# Ruger



## younghunter (Dec 17, 2006)

Ive been thinking off getting a coyote/ deer setup so im decided on the ruger MK2 but cant decide what model of the MK2 to get ... like them all what would you guys preferr..

Open to any other gun suggestions.


----------



## MossyMO (Feb 12, 2004)

.243 or 25-06.


----------



## Horsager (Aug 31, 2006)

MossyMO said:


> .243 or 25-06.


Agreed, mine would be SS/Syn.


----------



## bigbuck144 (Sep 9, 2007)

EITHER OR BOTH.if i had money and i cant buy /own a gun till im 18.


----------



## SDHandgunner (Jun 22, 2004)

I have always been a huge fan of the Ruger M77 Rifles and have had my share of them over the years. With that said I have become quite fond of the new style Ruger Synthetic Stock they replaced the old style with a few years ago.

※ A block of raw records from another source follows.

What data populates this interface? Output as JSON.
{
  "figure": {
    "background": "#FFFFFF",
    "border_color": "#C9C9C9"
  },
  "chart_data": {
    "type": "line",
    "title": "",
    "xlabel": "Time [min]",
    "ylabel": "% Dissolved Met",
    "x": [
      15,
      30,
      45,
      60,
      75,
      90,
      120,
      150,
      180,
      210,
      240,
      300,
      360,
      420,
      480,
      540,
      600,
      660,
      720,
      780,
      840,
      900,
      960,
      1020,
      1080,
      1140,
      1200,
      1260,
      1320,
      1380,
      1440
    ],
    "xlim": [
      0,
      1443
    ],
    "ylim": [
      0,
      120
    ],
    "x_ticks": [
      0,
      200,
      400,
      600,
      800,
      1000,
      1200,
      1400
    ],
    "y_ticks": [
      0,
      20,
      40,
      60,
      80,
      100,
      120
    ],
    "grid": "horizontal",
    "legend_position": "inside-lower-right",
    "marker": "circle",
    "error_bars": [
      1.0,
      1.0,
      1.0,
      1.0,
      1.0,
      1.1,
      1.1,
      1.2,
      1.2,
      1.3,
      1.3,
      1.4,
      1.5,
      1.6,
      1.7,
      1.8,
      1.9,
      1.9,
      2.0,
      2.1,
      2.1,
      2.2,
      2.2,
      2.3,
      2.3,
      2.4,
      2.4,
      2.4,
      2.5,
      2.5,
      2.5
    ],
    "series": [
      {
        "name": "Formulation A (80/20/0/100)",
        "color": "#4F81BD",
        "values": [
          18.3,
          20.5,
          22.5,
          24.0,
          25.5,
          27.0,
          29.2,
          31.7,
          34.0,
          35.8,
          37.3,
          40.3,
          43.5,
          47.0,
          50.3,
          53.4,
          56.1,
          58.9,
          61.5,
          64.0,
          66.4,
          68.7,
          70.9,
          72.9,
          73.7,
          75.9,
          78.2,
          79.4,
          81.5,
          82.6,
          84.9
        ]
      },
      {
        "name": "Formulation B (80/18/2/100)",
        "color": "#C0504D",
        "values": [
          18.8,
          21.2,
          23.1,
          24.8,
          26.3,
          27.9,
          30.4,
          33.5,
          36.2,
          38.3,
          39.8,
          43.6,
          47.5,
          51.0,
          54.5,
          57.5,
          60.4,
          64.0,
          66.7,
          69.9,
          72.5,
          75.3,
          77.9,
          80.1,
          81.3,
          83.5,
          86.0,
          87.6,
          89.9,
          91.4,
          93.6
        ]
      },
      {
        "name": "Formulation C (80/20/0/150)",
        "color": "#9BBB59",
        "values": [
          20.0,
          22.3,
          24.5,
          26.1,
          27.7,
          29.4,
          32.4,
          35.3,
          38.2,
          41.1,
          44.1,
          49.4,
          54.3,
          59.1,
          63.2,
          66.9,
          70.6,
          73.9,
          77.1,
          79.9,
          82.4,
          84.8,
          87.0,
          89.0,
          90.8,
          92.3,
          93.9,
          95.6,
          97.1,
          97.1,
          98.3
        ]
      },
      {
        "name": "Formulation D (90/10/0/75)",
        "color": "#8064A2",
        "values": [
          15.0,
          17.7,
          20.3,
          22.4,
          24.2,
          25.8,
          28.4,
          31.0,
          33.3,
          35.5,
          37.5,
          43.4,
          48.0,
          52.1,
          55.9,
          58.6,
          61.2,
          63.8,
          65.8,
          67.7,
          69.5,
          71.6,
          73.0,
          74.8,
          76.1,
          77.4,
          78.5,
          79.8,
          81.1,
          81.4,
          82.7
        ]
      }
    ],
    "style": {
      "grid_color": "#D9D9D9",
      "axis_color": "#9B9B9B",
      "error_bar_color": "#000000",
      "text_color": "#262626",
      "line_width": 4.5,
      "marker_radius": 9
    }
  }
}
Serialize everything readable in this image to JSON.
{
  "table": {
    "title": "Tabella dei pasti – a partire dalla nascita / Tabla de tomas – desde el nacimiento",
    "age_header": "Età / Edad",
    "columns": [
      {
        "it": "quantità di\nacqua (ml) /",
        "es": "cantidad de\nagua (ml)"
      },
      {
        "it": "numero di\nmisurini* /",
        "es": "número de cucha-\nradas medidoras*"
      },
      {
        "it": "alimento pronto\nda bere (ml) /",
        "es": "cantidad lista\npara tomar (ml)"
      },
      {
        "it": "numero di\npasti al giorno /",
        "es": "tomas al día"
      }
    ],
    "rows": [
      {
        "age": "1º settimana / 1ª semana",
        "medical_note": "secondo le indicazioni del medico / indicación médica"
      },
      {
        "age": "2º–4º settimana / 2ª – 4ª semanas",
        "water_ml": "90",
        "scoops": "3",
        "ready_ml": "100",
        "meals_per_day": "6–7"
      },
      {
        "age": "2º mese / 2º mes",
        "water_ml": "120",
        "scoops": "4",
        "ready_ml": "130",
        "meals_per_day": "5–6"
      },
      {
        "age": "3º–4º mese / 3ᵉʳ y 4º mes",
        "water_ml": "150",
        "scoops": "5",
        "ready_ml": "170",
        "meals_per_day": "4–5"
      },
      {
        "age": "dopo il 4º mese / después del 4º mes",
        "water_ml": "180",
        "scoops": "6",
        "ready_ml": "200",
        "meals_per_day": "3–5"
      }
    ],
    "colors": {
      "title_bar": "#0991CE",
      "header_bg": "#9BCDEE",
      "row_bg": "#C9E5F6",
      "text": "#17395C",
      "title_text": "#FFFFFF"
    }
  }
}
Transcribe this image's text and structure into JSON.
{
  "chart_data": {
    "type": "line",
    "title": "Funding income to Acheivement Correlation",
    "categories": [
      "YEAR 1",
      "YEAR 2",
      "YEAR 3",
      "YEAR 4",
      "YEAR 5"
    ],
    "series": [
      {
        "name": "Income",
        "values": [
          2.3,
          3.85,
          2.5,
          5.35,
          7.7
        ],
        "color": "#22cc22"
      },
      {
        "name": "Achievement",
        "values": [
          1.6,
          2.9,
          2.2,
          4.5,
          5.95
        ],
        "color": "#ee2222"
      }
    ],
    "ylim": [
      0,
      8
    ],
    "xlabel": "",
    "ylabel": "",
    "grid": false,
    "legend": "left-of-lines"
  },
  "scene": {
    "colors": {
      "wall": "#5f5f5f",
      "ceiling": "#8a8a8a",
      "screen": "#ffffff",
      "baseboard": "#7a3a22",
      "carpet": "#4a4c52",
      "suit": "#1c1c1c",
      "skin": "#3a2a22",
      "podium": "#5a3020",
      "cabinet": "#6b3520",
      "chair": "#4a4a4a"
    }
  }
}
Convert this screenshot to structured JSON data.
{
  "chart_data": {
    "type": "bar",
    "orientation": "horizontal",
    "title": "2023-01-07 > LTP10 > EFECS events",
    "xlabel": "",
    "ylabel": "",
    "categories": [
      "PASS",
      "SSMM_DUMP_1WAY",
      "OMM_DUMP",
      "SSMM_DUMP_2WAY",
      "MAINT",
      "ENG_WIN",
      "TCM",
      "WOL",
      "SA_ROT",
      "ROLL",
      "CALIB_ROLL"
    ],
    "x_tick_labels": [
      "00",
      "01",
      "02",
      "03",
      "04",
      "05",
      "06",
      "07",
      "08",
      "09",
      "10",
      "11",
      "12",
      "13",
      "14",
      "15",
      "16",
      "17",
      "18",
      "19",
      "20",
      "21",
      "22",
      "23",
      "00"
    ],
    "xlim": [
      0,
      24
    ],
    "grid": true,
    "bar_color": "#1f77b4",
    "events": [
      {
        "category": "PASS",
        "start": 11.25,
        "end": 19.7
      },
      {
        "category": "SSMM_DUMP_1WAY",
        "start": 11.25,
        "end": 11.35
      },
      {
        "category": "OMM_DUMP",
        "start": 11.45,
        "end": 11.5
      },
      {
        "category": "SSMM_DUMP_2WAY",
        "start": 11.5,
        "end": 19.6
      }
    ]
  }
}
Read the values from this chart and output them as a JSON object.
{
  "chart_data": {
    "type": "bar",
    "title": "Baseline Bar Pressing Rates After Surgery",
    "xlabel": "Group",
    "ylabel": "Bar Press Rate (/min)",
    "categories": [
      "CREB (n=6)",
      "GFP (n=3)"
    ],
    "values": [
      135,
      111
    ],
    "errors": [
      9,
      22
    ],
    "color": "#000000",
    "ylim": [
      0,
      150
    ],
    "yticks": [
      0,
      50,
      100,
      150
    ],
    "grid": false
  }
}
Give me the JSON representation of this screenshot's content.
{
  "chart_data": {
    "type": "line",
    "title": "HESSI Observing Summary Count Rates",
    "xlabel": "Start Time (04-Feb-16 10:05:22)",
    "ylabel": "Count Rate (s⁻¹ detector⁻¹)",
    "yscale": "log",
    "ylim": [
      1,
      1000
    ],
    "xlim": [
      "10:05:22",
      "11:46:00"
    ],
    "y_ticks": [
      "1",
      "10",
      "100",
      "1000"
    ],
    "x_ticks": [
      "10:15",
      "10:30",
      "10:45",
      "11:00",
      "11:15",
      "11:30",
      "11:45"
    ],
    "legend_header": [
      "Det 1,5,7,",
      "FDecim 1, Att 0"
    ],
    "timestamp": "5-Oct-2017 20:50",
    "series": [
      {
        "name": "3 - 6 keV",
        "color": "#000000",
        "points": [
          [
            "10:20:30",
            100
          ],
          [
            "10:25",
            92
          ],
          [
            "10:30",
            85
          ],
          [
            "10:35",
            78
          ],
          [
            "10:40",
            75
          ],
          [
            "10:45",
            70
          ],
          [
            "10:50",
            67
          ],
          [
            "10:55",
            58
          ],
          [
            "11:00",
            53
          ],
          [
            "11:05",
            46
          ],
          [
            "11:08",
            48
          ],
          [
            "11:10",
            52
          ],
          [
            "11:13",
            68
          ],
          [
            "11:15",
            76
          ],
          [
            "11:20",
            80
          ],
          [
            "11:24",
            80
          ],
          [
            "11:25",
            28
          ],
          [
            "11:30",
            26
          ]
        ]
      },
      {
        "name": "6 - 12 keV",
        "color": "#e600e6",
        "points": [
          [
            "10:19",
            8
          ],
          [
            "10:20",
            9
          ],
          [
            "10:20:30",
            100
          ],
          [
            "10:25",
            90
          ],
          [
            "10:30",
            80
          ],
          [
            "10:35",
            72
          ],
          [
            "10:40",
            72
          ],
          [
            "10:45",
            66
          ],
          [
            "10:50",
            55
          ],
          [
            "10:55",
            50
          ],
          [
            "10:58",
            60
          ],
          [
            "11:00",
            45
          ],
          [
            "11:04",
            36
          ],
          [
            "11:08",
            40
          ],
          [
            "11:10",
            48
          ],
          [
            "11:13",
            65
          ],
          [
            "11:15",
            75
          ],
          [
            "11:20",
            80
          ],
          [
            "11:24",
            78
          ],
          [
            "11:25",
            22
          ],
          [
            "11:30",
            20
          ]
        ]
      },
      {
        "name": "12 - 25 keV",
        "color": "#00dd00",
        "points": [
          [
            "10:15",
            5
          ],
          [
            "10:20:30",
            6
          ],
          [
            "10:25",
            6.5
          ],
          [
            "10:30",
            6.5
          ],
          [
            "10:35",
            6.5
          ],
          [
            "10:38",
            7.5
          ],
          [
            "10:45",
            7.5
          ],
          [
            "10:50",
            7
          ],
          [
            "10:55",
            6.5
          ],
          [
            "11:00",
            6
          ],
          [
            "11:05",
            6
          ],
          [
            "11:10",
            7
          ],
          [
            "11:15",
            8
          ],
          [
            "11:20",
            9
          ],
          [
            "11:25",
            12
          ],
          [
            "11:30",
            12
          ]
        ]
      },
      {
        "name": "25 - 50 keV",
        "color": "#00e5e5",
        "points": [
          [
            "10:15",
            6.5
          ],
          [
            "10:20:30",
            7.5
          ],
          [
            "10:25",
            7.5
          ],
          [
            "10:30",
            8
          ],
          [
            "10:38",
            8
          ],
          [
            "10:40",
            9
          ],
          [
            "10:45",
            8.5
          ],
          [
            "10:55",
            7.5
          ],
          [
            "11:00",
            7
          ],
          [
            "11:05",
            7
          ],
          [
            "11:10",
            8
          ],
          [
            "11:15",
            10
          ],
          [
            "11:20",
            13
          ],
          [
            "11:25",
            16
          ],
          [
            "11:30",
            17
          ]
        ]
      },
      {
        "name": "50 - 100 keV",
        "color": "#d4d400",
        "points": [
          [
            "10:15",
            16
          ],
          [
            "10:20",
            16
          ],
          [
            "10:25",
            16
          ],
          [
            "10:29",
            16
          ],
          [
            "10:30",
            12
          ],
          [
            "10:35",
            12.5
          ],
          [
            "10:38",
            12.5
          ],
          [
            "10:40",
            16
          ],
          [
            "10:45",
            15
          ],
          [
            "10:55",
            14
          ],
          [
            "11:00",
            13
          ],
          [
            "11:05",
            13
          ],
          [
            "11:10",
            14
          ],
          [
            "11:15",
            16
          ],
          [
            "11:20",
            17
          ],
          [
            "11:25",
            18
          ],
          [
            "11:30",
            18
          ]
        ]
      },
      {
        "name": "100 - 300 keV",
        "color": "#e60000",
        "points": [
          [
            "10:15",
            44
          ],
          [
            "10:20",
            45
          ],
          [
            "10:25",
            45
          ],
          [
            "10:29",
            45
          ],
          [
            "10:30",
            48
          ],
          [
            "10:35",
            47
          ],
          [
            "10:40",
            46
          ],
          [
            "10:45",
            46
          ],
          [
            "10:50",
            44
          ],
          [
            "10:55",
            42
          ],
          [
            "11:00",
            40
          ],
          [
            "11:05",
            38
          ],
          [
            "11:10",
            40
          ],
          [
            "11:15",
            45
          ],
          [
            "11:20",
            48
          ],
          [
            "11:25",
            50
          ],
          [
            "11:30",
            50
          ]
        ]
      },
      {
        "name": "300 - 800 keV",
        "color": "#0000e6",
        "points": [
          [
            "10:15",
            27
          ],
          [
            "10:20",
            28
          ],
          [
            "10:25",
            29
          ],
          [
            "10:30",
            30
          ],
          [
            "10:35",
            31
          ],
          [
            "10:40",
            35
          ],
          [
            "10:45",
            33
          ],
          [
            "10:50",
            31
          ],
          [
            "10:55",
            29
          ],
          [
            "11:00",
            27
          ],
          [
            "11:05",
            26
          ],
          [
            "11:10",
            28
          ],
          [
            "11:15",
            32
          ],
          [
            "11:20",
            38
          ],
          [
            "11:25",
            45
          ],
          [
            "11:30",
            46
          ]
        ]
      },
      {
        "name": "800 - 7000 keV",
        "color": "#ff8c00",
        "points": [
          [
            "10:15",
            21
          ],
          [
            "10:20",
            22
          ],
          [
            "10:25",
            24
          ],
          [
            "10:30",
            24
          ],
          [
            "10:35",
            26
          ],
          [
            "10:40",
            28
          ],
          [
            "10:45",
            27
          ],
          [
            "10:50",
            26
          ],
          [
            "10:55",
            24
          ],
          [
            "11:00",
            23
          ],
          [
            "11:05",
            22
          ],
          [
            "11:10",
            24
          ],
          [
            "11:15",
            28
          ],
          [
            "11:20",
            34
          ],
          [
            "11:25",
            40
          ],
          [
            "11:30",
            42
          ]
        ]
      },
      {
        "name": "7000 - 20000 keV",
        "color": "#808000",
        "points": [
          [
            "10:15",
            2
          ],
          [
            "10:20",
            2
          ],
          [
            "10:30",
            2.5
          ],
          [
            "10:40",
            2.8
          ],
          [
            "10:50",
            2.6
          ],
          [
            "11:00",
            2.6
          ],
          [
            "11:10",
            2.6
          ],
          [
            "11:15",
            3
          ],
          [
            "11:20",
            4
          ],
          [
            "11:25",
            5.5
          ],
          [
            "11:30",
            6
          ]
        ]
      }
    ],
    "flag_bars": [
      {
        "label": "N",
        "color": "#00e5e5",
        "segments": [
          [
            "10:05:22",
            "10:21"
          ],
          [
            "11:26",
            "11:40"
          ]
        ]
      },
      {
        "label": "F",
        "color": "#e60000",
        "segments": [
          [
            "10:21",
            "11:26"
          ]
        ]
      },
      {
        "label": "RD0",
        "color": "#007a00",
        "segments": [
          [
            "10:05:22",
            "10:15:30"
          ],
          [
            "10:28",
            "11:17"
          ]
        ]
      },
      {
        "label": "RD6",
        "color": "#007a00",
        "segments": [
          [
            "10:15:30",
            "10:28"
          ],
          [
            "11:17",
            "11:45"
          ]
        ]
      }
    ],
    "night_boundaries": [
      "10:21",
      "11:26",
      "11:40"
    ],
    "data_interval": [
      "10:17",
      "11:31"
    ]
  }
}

My vote would be for the Ruger KM77RFP MKII (Stainless-Synthetic) chambered for the .243 Winchester. This is a 22" sporter weight rifle and should fill the bill quite nicely for Coyotes up to Whitetail Deer with the proper loads / bullets.

Larry


----------



## bigoledude (Aug 25, 2007)

I had two M77's in .243 before Katrina destroyed them. One had a Timney trigger and was fabulous. The other one had the trigger worked with a smooth stone and, that turned it into a very fine trigger.

The "smithy" who did the job was surprised himself, with the improvement accomplished with polishing only. It was his first attempt at "tuning" a Ruger trigger.

Both Rugers shot as well or better, than any rifle I owned. And, all of my other rifles had cost considerably more.

I have, since the storm, bought a couple of Savage rifles. The new "Accutrigger" is absolutely phenomenal! If I were fixin to buy a rifle, I'd have to consider the Savage along with those fine Rugers.


----------



## MossyMO (Feb 12, 2004)

As a manufacturer I would bet soon Ruger will compete with an adjustable trigger. I have 3 - M77's, 2 - .223's and a .270, all are very fine rifles.


----------



## neb_bo (Feb 3, 2007)

doesnt the "hawkeye" have an adjustable trigger? or is just supposed to be a better factory job? i havnt read up on them yet.


----------



## LeviM (Dec 3, 2006)

I brought my ruger .223 to the gunsmith at gander Mt. the other day to get my trigger adjusted, and too my suprise they couldn't adjust it, they could replace the trigger with an adjustable one for $150. I got the new trigger and had adjusted to 2.5 lbs and brought it to the range this morning and I was shooting bullet holes inside of bullet holes at 200 yards, well worth it my opinon. I would recommend a ruger to anyone. I will try to post pics on here if I can figure it out

:beer:


----------



## Fallguy (Jan 23, 2004)

LeviM said:


> I brought my ruger .223 to the gunsmith at gander Mt. the other day to get my trigger adjusted, and too my suprise they couldn't adjust it, they could replace the trigger with an adjustable one for $150. I got the new trigger and had adjusted to 2.5 lbs and brought it to the range this morning and I was shooting bullet holes inside of bullet holes at 200 yards, well worth it my opinon. I would recommend a ruger to anyone. I will try to post pics on here if I can figure it out
> 
> :beer:


Levi do you have pics of those targets? That would be impressive to view.


----------



## LeviM (Dec 3, 2006)

I do, I gotta figure out how to do it later today or tonight when I get some extra time


----------



## Fallguy (Jan 23, 2004)

I put mine on I think villagephotos and then just copy the URL in here and it puts them in. I shrink them down using Clickpic first.


----------